Machiavel, Le Prince, Ch. XXV, COMBIEN PEUT LA FORTUNE DANS LES CHOSES HUMAINES ET COMME ON Y PEUT FAIRE TÊTE, Pléiade, p. 365 - 366, Garnier Bec p. 433.

 

Tous les hommes ont en vue un même but : la gloire et les richesses ; mais, dans tout ce qui a pour objet de parvenir à ce but, ils n'agissent pas tous de la même manière : les uns procèdent avec circonspection, les autres avec impétuosité ; ceux-ci emploient la violence, ceux-là usent d'artifice ; il en est qui sont patients, il en est aussi qui ne le sont pas du tout : ces diverses façons d'agir, quoique très différentes, peuvent également réussir.

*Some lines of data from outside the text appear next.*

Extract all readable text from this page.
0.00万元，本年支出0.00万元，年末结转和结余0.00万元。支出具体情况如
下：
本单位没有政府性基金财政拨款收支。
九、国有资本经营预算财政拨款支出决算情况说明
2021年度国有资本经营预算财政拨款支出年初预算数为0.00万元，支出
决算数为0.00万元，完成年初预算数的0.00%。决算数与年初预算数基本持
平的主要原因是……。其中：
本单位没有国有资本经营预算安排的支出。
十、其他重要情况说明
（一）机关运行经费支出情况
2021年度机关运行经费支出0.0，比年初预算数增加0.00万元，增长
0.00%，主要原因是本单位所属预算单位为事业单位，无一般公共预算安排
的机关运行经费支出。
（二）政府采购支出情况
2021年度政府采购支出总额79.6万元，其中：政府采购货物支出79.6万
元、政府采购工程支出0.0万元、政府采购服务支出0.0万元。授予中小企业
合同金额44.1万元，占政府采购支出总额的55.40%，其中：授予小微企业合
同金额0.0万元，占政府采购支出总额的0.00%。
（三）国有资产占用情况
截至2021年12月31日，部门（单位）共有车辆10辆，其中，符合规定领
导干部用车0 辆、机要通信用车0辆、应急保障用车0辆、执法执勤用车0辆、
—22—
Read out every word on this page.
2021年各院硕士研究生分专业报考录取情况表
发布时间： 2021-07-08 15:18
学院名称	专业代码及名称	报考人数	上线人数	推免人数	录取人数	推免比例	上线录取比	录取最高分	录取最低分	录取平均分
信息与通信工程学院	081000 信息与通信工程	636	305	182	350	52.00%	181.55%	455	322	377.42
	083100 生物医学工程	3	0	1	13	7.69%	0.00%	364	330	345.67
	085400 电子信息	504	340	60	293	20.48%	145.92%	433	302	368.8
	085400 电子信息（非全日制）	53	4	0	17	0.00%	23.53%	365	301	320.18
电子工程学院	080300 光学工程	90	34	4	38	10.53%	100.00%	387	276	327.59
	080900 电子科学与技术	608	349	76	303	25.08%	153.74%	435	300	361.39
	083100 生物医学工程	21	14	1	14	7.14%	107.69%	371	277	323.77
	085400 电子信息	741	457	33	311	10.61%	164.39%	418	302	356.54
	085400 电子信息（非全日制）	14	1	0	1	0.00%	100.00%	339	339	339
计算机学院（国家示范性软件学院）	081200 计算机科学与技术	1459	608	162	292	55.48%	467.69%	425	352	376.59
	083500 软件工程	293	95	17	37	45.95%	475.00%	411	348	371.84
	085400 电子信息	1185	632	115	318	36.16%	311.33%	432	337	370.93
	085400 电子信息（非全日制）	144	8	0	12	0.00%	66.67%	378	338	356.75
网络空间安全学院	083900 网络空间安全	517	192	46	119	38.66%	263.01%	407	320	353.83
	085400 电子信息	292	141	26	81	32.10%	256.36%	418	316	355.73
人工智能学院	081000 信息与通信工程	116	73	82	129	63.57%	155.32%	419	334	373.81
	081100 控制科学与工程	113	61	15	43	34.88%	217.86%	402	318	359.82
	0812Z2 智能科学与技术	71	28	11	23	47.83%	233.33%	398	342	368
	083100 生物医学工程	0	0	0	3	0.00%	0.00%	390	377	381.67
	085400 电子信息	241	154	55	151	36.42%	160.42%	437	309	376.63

On voit d'ailleurs que de deux hommes qui suivent la même marche, l'un arrive, l'autre pas ; tandis qu'au contraire deux autres qui marchent très différemment, et, par exemple, l'un avec circonspection et l'autre avec impétuosité, parviennent également à leur terme : or, d'où cela vient-il, si ce n'est que ces deux manières de procéder sont ou ne sont pas conformes aux temps. C'est ce qui fait que deux actions différentes produisent un même effet, et que deux actions pareilles ont des résultats opposés. C'est pour cela encore que ce qui est bien ne l'est pas toujours. Ainsi, par exemple, un prince gouverne-t-il avec circonspection et patience : si la nature et les circonstances des temps sont tels que cette manière de gouverner soit bonne, il prospérera ; mais il décherra (2) au contraire, si la nature et les circonstances du temps changeant, il ne change pas lui-même de système.